Zeb Larson reviews The Fade Out #7…
Charlie is falling for the replacement blonde…but is he working her for information, or is she playing him for her own ends?
This issue is a first for Fade Out: it didn’t really grab me. This has always been a slow burn kind of series and it has usually eschewed action in favor of narration. This time, however, the narration didn’t do its job, and without any notable action or big reveals that would advance the plot the result was a surprisingly lifeless issue. Oh well, every series has to have a slow month, right? I will be discussing spoilers in my review of this issue, so consider yourself forewarned.
While Dottie and Tyler are talking about the next step for his career (which involves a generous amount of cajoling on Dottie’s part), Charlie and Valeria head to an isolated hotel north of Los Angeles to drink and make love. They manage to do a considerable amount of both until Valeria tells him about her screen test for Thursby. Unsurprisingly, sex was involved, and this makes Charlie suspicious.
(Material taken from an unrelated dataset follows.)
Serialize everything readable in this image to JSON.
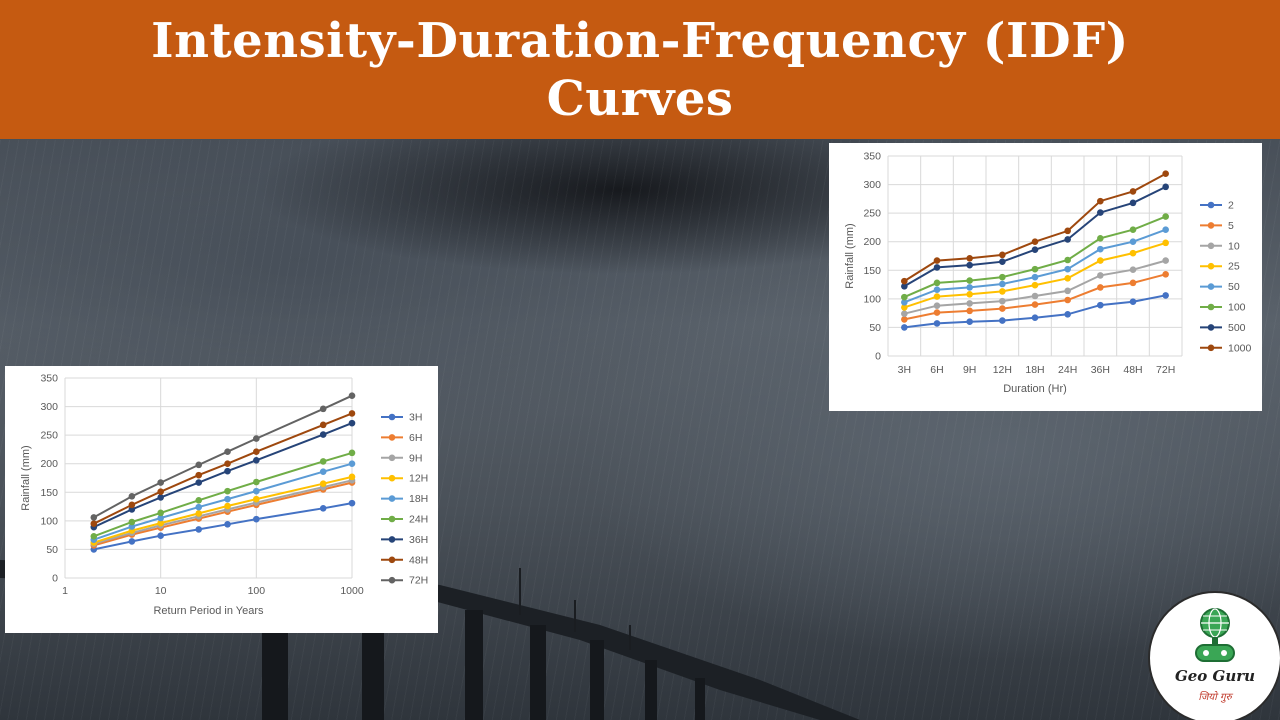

While Valeria goes to an event with Tyler, Charlie drinks at a bar and ends up in a fistfight with another writer and has to clean himself up in the restroom. In the restroom, he meets Drake Miller, and Charlie remembers where he’s seen him before: the night of Maya’s death.
It’s telling of how little happens in this issue that the above synopsis captures 95% of the comic. I have no objection to there being sex in a comic, and I have no issue with making it as explicit as the author desires. However, the scenes of Valeria and Charlie either being cute or having sex take up a surprising amount of the book this month, and the narration that accompanies them is surprisingly sparse. The sex and cute flirting becomes dull after a while. Considering that one of the strengths of The Fade Out is the neo-noir language that Brubaker is so good at, going light with it for an issue doesn’t make the book more interesting.
The plot advancement is also very minimal in this issue. I was hoping that we would start to learn a bit more about Valeria, perhaps to tease out her role as the book’s femme fatale. The scene where she talks about presenting herself to Thursby hints that Valeria knew exactly what she was doing, and that might be what made Charlie so nervous. However, that could also just be Valeria’s determination to get ahead and succeed, which we saw back in the third issue. She doesn’t get a lot of insightful dialogue apart from the Thursby scene, and there’s no narration for her either. In short, for an issue in which she’s a major presence, we don’t learn much about her. Drake Miller’s presence will be important, but as we know nothing about the night Maya was killed his significance is still unknown and murky.
So, this was an issue on the way to something else more interesting. Hopefully subsequent issues will flesh out Valeria further, and we can at least reasonable assume that Drake Miller will be important for the future.